Gino Terrell was supposed to be spending Thursday afternoon at Target Field, high-fiving fans and interacting with the Twins' TC Bear mascot as part of the "Rally Squad" at the home opener against the A's. It's one of the 60 or so home games the Hamline University graduate was planning to work this season, an important source of his summertime income.

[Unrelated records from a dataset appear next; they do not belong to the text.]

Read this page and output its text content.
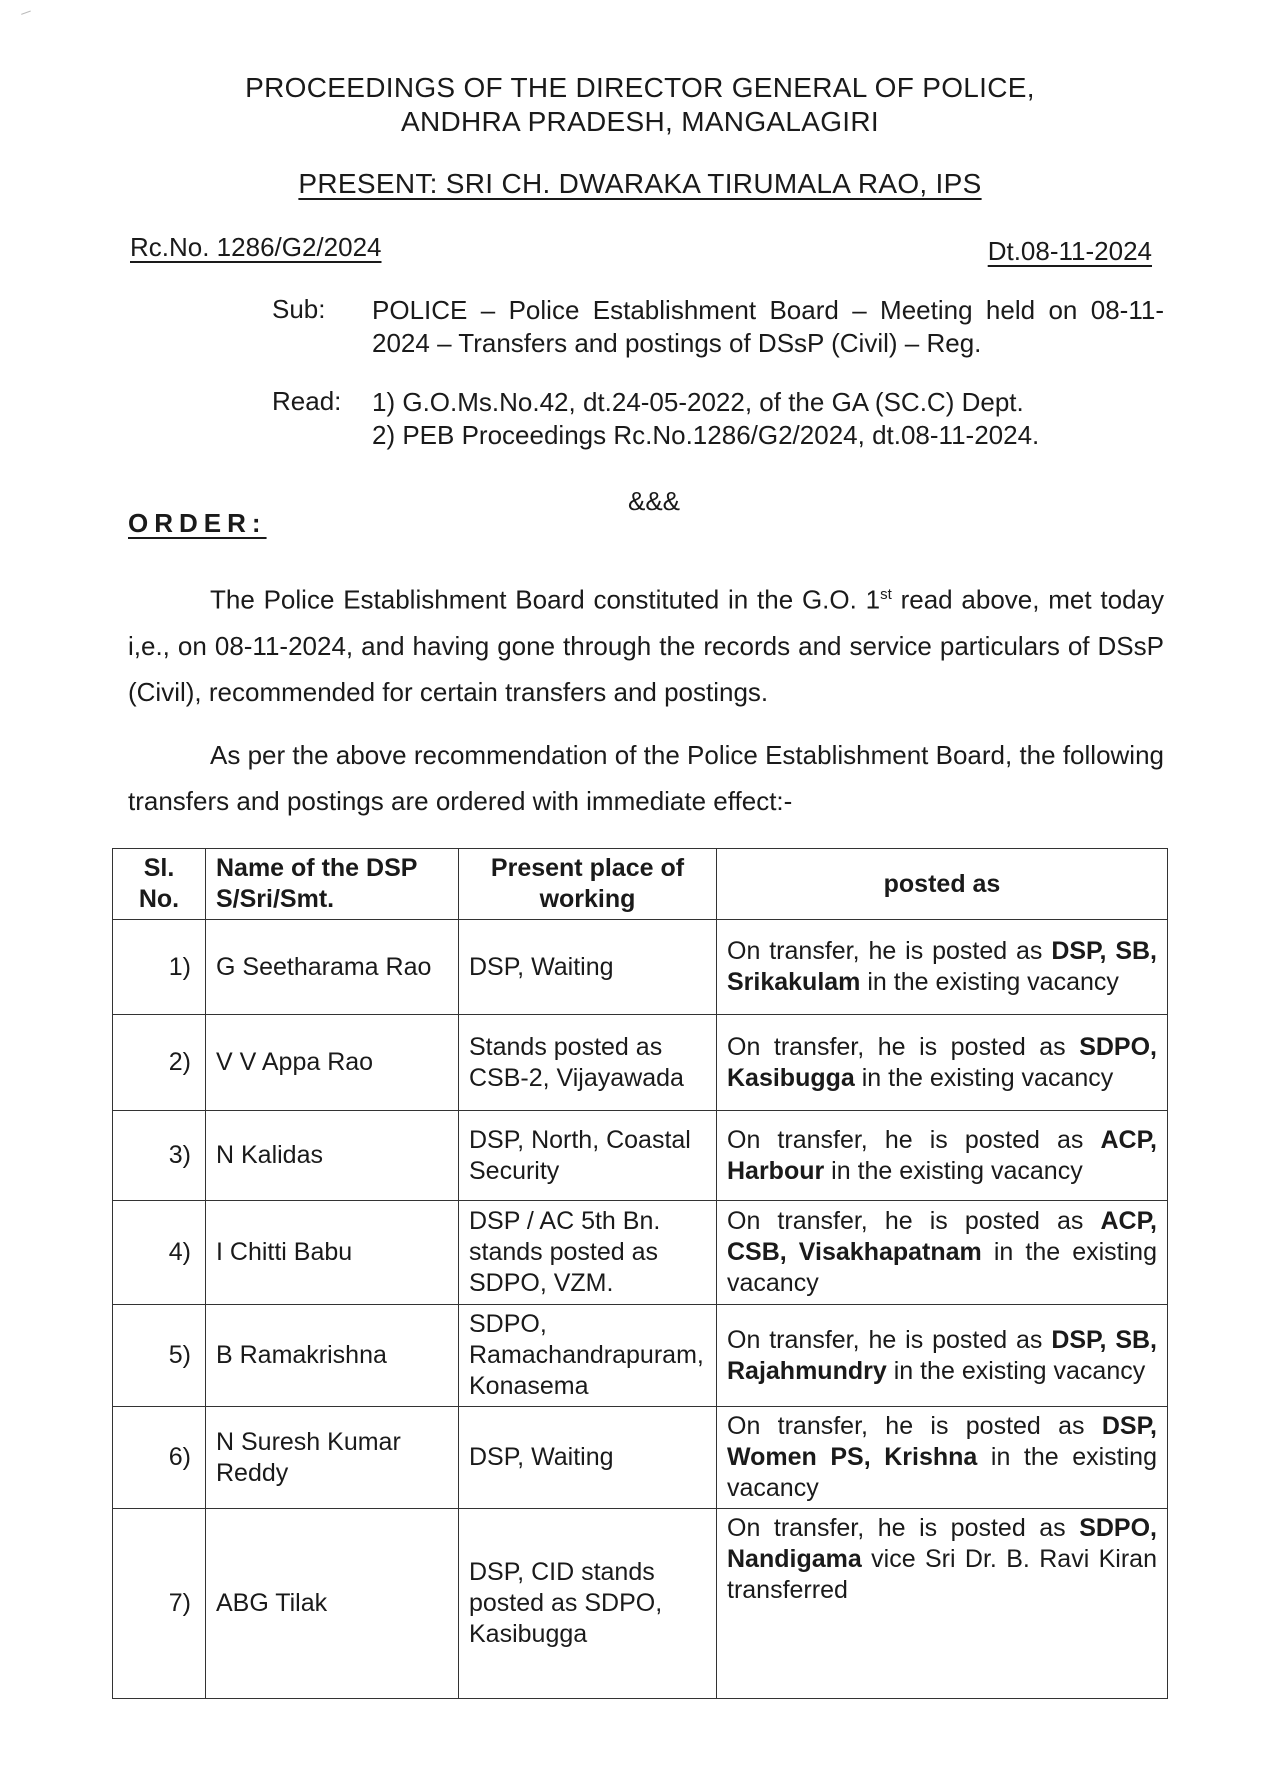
PROCEEDINGS OF THE DIRECTOR GENERAL OF POLICE,
ANDHRA PRADESH, MANGALAGIRI
PRESENT: SRI CH. DWARAKA TIRUMALA RAO, IPS
Rc.No. 1286/G2/2024	Dt.08-11-2024
Sub: POLICE – Police Establishment Board – Meeting held on 08-11-2024 – Transfers and postings of DSsP (Civil) – Reg.
Read: 1) G.O.Ms.No.42, dt.24-05-2022, of the GA (SC.C) Dept.
2) PEB Proceedings Rc.No.1286/G2/2024, dt.08-11-2024.
&&&
ORDER:
The Police Establishment Board constituted in the G.O. 1st read above, met today i,e., on 08-11-2024, and having gone through the records and service particulars of DSsP (Civil), recommended for certain transfers and postings.
As per the above recommendation of the Police Establishment Board, the following transfers and postings are ordered with immediate effect:-
Sl. No.	Name of the DSP S/Sri/Smt.	Present place of working	posted as
1)	G Seetharama Rao	DSP, Waiting	On transfer, he is posted as DSP, SB, Srikakulam in the existing vacancy
2)	V V Appa Rao	Stands posted as CSB-2, Vijayawada	On transfer, he is posted as SDPO, Kasibugga in the existing vacancy
3)	N Kalidas	DSP, North, Coastal Security	On transfer, he is posted as ACP, Harbour in the existing vacancy
4)	I Chitti Babu	DSP / AC 5th Bn. stands posted as SDPO, VZM.	On transfer, he is posted as ACP, CSB, Visakhapatnam in the existing vacancy
5)	B Ramakrishna	SDPO, Ramachandrapuram, Konasema	On transfer, he is posted as DSP, SB, Rajahmundry in the existing vacancy
6)	N Suresh Kumar Reddy	DSP, Waiting	On transfer, he is posted as DSP, Women PS, Krishna in the existing vacancy
7)	ABG Tilak	DSP, CID stands posted as SDPO, Kasibugga	On transfer, he is posted as SDPO, Nandigama vice Sri Dr. B. Ravi Kiran transferred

Terrell is one of about 1,400 part-time Twins employees who won't get the chance to work that game, canceled because of the coronavirus pandemic. But he and the rest of the Twins' ballpark workers — the ticket-takers and ushers and scoreboard and elevator operators and security personnel, among others — will still get at least part of their wages.
By the end of the week, the Twins will distribute partial April wages to each of those employees, doling out a significant portion of the $1 million pledge the team made, and now appears certain to exceed that mark by at least $200,000, to its seasonal workers.
"To me, it's a huge deal. To a lot of people it is," said Terrell, who has worked Target Field games for the past three seasons. "I can't do my other job [as a brand ambassador at corporate events] either. There aren't any gigs during coronavirus. So I'm looking for ways to make money, and [getting a Twins paycheck] would be huge."
That's the idea, Twins President Dave St. Peter said.
"We recognize that, when you're dealing with a couple thousand employees, there are some people who rely on their income from Twins games," he said. "I know many also work Wild or Wolves or Vikings games, and now their sole source of income is gone. In some cases, it's absolutely critical for people trying to pay rent and go about their lives during all this."
The Twins hope to go a step farther, too. Workers at the stadium's concession stands, cleaners who sweep up the stands after games, even the baby sitters who mind the players' children in the team's family room — none of them are Twins employees. There are roughly 800-900 such workers, employees of companies who work on contract with the Twins, and with the baseball season on hold, many of them have been laid off with little or no assistance from their employers.
For them, the Twins are setting up the Target Field Employee Assistance Fund, and making a "significant" (though unspecified) contribution as seed money to help workers in need. Within the next 10 days, St. Peter said, the Twins intend to contact them and begin taking online applications for those funds, "in hopes of making emergency response grants sometime by the middle of April."